For some years, the State has disputed assessments on con-con lands made by respondent counties as ditch authorities, on the basis that the assessments have not corresponded to benefits conferred. In 1992, the State advised the counties that it would not pay pending assessments until a joint review of benefits was conducted. In 1993, it ceased paying assessments on con-con lands for which redetermination of benefits had not taken place. The three counties brought this action in Marshall County District Court to force the DNR to pay pending assessment. Their motion for summary judgment was granted; the Court of Appeals reversed.

The issue is governed by Minnesota Statutes section 84A.55, subdivision 9, which states:


If the [DNR] commissioner finds after investigation that a project for the construction, repair, or improvement of a public ditch or ditch system undertaken by a county or other public agency as otherwise provided by law will benefits the lands for th[e] purposes [for which the lands were established], the commissioner may cooperate in the project ... on any conditions the commissioner determines. The commissioner shall authorize the imposition of assessments for the projects on the lands in any amounts the commissioner determines.

Respondents cited Minnesota Statutes section 103E.025, subdivision 3, which authorizes ditch authorities to assess state lands used for conservation.
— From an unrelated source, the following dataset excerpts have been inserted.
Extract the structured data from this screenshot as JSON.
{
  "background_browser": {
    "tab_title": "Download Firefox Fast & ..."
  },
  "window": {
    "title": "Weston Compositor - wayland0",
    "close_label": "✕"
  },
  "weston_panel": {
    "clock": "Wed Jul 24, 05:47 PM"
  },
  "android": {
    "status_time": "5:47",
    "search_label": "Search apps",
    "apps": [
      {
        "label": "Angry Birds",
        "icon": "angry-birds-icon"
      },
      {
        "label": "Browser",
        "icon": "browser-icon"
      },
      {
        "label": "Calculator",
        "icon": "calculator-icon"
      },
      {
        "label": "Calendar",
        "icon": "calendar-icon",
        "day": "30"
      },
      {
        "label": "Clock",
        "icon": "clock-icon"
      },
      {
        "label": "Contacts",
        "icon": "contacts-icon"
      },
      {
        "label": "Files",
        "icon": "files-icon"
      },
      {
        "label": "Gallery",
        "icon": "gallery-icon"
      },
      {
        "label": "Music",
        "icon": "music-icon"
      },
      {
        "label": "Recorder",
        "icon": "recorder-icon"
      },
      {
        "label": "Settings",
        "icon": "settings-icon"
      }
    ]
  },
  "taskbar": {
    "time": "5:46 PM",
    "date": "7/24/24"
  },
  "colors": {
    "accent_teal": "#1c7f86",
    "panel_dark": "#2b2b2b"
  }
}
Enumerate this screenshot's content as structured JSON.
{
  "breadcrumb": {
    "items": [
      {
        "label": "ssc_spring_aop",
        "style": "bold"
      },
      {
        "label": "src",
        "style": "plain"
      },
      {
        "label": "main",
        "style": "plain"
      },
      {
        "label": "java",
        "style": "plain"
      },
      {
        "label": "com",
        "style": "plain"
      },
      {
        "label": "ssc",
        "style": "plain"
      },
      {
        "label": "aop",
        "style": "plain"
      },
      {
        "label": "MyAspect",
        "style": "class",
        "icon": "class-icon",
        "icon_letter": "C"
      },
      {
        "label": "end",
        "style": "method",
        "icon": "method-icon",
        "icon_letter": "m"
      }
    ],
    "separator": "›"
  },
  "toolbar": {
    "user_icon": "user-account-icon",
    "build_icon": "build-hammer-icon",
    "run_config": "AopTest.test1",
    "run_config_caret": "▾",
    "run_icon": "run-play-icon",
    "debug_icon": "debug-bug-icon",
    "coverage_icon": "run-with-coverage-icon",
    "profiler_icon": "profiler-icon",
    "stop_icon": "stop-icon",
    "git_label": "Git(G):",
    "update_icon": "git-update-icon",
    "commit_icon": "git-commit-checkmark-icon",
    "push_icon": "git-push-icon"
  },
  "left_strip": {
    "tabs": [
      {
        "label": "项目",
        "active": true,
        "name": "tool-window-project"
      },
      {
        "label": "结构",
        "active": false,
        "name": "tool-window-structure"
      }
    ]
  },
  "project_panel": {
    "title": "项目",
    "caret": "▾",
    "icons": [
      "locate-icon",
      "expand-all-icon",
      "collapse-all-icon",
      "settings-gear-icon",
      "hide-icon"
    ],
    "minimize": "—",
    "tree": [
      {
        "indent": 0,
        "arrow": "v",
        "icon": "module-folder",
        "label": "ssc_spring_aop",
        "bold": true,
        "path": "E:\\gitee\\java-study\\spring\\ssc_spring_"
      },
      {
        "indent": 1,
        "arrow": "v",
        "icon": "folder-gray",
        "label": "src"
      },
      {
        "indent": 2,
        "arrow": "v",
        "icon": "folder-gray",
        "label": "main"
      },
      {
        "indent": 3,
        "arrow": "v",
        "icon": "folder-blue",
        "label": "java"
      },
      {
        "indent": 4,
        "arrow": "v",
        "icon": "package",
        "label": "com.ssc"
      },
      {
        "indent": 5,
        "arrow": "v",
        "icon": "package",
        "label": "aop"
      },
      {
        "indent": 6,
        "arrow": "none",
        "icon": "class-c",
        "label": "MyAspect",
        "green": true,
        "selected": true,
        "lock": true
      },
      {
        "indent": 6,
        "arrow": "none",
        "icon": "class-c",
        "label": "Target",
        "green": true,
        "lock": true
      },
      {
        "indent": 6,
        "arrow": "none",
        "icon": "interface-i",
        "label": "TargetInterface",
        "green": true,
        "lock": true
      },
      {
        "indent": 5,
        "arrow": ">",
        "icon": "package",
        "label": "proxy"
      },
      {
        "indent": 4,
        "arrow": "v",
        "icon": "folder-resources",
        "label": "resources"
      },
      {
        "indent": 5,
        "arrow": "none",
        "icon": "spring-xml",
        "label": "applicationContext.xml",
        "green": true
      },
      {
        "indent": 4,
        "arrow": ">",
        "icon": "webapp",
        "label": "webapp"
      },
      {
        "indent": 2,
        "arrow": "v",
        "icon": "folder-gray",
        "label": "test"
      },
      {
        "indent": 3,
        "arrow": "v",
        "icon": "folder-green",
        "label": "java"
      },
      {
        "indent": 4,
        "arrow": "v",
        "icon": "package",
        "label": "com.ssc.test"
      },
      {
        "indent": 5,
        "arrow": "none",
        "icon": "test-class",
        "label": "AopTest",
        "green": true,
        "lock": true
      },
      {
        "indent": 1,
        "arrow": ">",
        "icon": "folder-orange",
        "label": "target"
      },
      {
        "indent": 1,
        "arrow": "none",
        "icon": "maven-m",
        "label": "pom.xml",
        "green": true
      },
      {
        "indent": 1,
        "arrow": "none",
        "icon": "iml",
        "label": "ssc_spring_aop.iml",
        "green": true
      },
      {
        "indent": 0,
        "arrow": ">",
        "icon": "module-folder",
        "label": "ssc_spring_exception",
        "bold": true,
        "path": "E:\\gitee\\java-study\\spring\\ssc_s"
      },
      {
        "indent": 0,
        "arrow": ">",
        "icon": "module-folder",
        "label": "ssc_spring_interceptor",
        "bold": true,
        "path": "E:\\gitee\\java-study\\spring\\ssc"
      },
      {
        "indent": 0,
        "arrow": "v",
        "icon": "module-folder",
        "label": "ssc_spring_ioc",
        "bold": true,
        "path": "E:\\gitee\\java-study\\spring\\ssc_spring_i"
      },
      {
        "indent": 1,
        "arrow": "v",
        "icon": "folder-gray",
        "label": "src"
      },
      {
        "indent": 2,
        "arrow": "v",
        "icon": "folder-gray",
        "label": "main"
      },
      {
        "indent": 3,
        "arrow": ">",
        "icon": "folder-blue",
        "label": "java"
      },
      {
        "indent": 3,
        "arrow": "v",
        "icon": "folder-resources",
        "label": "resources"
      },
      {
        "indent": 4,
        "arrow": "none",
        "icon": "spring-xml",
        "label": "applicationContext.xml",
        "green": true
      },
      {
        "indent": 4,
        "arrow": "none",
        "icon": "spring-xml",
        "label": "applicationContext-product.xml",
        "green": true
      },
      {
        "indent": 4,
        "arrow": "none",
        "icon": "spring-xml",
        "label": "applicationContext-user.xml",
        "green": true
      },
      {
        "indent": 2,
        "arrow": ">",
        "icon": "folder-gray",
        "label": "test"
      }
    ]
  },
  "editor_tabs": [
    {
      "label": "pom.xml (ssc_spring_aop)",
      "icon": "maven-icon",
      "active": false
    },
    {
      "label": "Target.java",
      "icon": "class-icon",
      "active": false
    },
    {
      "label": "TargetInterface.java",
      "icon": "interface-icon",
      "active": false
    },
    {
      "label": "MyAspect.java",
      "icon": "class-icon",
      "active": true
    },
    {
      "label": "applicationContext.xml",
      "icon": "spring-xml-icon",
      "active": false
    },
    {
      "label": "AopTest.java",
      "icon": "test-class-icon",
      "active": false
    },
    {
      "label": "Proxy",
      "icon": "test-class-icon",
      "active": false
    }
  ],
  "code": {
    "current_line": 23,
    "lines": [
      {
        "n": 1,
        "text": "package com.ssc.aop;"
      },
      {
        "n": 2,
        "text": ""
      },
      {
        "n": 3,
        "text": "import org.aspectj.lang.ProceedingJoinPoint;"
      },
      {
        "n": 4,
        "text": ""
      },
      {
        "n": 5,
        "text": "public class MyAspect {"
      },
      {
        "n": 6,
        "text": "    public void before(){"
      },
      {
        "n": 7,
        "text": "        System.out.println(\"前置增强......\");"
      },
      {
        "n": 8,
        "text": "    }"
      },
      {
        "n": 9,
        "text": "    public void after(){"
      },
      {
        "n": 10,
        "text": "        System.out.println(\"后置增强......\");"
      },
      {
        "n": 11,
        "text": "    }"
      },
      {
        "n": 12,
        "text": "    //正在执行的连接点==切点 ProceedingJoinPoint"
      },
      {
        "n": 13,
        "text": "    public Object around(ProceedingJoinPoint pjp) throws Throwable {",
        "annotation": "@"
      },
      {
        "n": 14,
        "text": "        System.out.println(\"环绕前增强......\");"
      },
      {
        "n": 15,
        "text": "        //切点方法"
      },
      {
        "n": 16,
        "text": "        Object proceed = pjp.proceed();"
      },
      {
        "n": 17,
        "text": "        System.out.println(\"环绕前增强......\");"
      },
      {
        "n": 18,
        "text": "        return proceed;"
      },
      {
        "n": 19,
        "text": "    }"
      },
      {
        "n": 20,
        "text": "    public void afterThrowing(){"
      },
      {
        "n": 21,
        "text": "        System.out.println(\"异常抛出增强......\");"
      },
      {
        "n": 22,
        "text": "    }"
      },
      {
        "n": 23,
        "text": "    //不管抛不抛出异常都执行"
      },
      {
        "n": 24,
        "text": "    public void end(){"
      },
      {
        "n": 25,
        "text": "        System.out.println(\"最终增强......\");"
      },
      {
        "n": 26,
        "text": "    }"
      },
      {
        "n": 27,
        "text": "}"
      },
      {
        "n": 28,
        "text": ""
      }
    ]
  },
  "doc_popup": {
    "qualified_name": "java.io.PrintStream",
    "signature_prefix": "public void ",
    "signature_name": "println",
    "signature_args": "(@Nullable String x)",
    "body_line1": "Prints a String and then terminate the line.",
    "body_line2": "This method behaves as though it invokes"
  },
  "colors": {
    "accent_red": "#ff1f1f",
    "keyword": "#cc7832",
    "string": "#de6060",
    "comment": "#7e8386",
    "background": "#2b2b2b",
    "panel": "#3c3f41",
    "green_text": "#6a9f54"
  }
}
The Court of Appeals found that section 84A.55, subdivision 9, "reveals the intent to grant the commissioner almost total discretion in deciding how much should be paid for assessments on con-con lands." It concluded that section 84A.55, subdivision 9, does not conflict with section 103E.025, subdivision 3, but simply is a more specific statute pertaining to the con-con lands.


Respondents also pointed to section 84A.55, subdivision 12, which prohibits the commissioner from taking an action under section 84A.55 "that will interfere with the operation of ditches or drainage systems existing in [the con-con lands]." The court read subdivision 12 as prohibiting only a physical alteration of a drainage system; it would not construe a commissioner’s decision not to pay an assessment as constituting interference with operation of a drainage system as contemplated by subdivision 12.

Respondent counties also argued that the commissioner's decision was arbitrary because the law directed the DNR to establish, by January 1, 1986, criteria to determine benefits to state-owned lands, yet the DNR had failed to do so. The court rejected this argument, adopting the principle that an agency's failure to act within a statutory timeframe does not bar subsequent action, unless the statute specifically directs that result.